Signature of gravitational radiation in afterglow of short Gamma-Ray Bursts?

TL;DR

This paper suggests that gravitational wave radiation may influence the afterglow signatures of short Gamma-Ray Bursts, indicating potential electromagnetic evidence of gravitational waves from neutron star mergers.

Contribution

It reinterprets short GRB afterglow data within the magnetar model, proposing that gravitational wave emission affects the observed X-ray plateau durations.

Findings

Maximum neutron star mass estimated at ~2.3 solar masses.

X-ray plateau durations are shorter than magnetic dipole predictions.

Gravitational wave energy loss may have impacted observed afterglow features.

Abstract

Short Gamma-Ray Bursts (GRBs), brief intense emission of $\gamma-$rays characterized by a duration shorter than 2 seconds that are plausibly powered by the coalescence of binary neutron stars, are believed to be strong gravitational wave radiation (GWR) sources. The test of such a speculation has been thought to be impossible until the performance of the detectors like advanced LIGO. Recently there has been growing evidence for the formation of highly-magnetized neutron star (i.e., magnetar) in the double neutron star mergers.
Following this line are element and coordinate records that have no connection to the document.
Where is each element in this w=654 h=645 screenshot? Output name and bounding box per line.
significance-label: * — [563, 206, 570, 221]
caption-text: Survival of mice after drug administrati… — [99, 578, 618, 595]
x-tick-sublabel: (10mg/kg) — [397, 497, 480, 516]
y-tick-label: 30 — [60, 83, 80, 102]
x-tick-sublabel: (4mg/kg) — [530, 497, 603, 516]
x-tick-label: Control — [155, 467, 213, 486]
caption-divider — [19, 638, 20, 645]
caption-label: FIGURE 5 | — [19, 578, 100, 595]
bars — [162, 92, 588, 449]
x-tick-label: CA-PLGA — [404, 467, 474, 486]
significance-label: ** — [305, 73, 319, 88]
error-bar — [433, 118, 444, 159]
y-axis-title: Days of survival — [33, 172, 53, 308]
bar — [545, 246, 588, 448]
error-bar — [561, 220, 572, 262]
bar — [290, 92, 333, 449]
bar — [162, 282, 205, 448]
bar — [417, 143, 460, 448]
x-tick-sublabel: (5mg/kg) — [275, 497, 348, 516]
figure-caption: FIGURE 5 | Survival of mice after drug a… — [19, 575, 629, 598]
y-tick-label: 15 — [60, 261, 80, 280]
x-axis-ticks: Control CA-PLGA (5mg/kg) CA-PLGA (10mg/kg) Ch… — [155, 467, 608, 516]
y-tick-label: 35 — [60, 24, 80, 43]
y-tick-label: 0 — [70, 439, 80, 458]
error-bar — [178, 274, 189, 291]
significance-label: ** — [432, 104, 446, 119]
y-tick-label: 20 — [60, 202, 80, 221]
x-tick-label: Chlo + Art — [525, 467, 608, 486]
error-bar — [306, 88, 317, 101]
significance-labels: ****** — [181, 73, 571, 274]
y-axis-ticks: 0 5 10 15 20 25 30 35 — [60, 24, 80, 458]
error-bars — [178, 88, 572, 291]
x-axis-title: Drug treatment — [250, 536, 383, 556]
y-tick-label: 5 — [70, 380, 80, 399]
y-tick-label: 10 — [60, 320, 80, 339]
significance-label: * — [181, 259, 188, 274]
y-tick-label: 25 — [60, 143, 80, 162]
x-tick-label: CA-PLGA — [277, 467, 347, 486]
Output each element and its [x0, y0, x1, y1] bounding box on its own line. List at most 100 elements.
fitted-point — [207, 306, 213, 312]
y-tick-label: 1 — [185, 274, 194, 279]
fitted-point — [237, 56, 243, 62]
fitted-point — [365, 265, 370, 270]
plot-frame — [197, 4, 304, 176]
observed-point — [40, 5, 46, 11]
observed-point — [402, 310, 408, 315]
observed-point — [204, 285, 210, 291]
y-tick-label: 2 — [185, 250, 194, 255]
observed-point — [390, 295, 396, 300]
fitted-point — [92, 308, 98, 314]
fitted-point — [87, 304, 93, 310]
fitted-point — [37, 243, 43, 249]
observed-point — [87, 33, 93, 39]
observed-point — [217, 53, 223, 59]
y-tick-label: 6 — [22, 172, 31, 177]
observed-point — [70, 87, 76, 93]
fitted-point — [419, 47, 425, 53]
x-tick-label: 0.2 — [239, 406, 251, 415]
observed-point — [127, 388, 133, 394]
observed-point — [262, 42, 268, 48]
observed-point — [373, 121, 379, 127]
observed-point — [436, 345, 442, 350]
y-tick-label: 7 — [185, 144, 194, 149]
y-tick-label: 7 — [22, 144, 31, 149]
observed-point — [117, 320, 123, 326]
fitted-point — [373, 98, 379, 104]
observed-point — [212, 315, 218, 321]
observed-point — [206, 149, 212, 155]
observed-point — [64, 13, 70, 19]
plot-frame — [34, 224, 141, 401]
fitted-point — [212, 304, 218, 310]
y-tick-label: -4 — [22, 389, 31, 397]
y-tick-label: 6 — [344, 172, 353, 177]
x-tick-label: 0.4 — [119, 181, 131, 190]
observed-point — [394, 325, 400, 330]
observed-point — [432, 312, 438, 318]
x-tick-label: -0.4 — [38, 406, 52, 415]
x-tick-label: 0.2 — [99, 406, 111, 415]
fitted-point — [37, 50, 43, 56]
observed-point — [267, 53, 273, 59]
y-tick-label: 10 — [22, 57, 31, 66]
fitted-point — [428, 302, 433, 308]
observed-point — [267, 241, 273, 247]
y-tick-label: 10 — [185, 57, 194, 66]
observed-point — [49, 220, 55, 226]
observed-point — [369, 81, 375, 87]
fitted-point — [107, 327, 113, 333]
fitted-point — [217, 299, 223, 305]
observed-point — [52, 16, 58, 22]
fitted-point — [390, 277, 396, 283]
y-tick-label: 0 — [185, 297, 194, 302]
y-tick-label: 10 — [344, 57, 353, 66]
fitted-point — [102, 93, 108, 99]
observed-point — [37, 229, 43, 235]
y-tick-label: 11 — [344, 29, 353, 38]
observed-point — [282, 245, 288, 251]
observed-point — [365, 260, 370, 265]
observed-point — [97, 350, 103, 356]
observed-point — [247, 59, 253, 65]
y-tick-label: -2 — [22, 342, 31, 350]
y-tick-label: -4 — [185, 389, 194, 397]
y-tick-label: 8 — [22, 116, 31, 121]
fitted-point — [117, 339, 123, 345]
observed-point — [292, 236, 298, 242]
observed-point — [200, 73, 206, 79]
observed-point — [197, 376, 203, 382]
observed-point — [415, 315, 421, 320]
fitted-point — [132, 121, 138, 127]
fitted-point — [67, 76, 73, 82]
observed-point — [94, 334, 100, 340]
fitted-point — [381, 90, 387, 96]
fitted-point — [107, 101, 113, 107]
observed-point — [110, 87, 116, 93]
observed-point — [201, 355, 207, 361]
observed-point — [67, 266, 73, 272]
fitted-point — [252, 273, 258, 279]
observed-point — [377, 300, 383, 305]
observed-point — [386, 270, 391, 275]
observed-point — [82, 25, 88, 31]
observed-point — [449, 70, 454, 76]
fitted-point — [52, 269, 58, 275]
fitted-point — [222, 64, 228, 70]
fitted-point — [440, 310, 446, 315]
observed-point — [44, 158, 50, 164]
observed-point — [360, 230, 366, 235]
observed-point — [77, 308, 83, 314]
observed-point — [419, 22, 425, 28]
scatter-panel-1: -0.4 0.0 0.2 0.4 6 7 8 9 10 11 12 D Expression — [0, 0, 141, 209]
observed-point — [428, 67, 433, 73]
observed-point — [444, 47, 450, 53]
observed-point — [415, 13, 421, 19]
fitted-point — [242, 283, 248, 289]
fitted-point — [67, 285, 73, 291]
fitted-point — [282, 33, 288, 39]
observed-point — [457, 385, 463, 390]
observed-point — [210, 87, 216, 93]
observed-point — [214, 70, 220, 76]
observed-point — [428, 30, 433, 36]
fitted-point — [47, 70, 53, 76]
In this work we re-examine the interpretation of the X-ray plateau followed by an abrupt decline detected in some short GRB afterglows within the supramassive magnetar model and find that the maximum gravitational mass of the non-rotating neutron stars is $\sim 2.3M_{\odot}$ and the observed duration of some X-ray plateaus are significantly shorter than that expected in the magnetic dipole radiation scenario, suggesting that the collapse of the supramassive magnetars has been considerably enhanced by the energy loss via GWR. Such a result demonstrates that the signature of GWR may have already existed in current electromagnetic data of short GRBs.